The new album was produced by Chico Neves in the band’s hometown, Belo Horizonte. The musicians describe their songs using terms like "carnival cannibalism," "shamanic funaná," "psychedelic maracatu," "weird salsa," and "schizo-rock-fake-reggae.” Behind these playful and sometimes brilliant genre mashups there is the band’s gonzo poetry of resistance and social activism, addressing topics from political malfeasance, to forced movements of disempowered communities, to the tyranny of the Internet.
“Índio Maracanã” (shamanic funaná) is a shout-out to native Brazilians who occupied a museum about their history in a vain effort to prevent it from being wiped out to make way for the World Cup. Musically, the song showcases the band’s signature gift for combining complex, even furious, rhythms with soaring and melodious vocals. “Back in Bahia,” a nod to Tropicalia legend Gilberto Gil, goes further, juxtaposing a lopsided 12/8 (Argentine chacarera) with a bossa nova-smooth female vocal that hovers like a silk scarf undulating over jagged rocks. At the crescendo, voices, horns and electric guitars moan together in gloriously grand melancholy.

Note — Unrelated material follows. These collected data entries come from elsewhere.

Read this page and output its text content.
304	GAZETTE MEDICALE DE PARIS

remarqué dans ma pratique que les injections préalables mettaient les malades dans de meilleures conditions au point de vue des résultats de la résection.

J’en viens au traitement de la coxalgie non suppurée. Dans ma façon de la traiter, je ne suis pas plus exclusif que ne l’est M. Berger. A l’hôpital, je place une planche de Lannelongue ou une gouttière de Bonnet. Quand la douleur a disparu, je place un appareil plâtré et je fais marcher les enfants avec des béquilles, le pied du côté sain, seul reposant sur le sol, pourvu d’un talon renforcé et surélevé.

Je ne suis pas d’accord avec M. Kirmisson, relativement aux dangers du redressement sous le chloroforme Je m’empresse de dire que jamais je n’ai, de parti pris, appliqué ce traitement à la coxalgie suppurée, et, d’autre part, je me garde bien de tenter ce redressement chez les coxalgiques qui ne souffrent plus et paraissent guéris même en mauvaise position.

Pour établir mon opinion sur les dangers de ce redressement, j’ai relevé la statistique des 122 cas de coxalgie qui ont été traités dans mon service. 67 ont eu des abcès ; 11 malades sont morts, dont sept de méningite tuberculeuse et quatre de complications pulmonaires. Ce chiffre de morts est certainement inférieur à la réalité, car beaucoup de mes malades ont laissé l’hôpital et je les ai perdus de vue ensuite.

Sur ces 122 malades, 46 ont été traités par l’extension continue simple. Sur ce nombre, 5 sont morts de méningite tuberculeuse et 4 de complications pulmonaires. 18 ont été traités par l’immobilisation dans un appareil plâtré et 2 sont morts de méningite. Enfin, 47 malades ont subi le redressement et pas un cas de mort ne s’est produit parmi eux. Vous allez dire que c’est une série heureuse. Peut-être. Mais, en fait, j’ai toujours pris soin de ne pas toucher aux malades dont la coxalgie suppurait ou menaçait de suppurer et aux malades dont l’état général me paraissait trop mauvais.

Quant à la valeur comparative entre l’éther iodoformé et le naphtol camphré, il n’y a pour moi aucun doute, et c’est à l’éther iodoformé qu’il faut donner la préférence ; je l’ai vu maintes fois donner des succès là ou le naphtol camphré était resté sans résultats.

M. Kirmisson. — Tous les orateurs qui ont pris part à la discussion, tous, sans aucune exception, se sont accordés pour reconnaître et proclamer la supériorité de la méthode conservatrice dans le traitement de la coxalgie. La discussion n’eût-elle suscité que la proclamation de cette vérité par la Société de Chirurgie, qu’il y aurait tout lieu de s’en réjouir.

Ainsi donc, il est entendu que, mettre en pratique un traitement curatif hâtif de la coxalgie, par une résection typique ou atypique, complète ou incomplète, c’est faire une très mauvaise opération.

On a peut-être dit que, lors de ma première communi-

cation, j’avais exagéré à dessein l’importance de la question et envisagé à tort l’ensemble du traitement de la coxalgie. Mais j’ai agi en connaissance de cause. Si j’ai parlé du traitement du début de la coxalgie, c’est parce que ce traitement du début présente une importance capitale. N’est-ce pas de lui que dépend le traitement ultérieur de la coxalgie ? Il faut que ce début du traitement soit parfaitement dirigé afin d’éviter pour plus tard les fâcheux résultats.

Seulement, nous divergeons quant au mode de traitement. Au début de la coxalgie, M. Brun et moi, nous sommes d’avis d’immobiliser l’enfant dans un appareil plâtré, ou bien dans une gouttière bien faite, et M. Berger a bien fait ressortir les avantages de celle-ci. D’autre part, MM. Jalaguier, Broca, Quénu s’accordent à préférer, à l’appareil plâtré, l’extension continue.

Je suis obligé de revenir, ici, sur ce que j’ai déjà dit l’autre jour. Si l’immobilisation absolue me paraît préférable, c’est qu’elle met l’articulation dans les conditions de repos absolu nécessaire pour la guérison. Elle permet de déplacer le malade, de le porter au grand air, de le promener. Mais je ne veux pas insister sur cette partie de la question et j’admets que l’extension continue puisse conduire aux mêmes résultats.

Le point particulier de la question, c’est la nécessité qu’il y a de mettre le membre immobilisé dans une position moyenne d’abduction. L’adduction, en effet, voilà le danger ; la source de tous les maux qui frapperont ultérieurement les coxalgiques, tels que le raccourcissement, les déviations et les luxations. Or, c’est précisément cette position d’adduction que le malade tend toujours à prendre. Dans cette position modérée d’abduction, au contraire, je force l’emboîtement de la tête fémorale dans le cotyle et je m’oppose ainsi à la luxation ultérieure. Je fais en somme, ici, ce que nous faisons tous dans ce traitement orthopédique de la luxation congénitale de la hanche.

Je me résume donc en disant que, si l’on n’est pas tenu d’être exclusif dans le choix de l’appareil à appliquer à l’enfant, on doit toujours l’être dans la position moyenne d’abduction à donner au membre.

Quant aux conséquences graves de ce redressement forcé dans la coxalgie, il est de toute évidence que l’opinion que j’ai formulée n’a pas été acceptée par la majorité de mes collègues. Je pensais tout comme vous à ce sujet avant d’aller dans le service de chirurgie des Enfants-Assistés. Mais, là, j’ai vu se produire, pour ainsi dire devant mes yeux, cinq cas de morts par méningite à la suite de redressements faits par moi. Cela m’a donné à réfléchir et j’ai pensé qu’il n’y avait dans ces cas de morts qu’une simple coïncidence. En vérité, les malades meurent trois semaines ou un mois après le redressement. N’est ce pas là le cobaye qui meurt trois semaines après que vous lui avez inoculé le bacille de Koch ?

“Maquinário,” the lead track (psychedelic maracatu) moves seamlessly through rhythmic shifts, breaks and swells as it showcases a gorgeous vocal of José Luis Braga, who sounds rather like a joyful young Caetano Veloso. Another standout is “Aurora,” one of three tracks by percussionist Luiza Brina. Here, sultry male and female voices trade verses over a loping, rumba-like beat called arrocha.
For all the variation in these inspired tracks, they never fail to deliver strong vocal hooks. There’s a lot to dig into on Camaleão Borboleta (Chameleon Butterfly), but the album’s friendly pop flow seduces more than it demands, enticing the listener along on its delightfully unpredictable journey.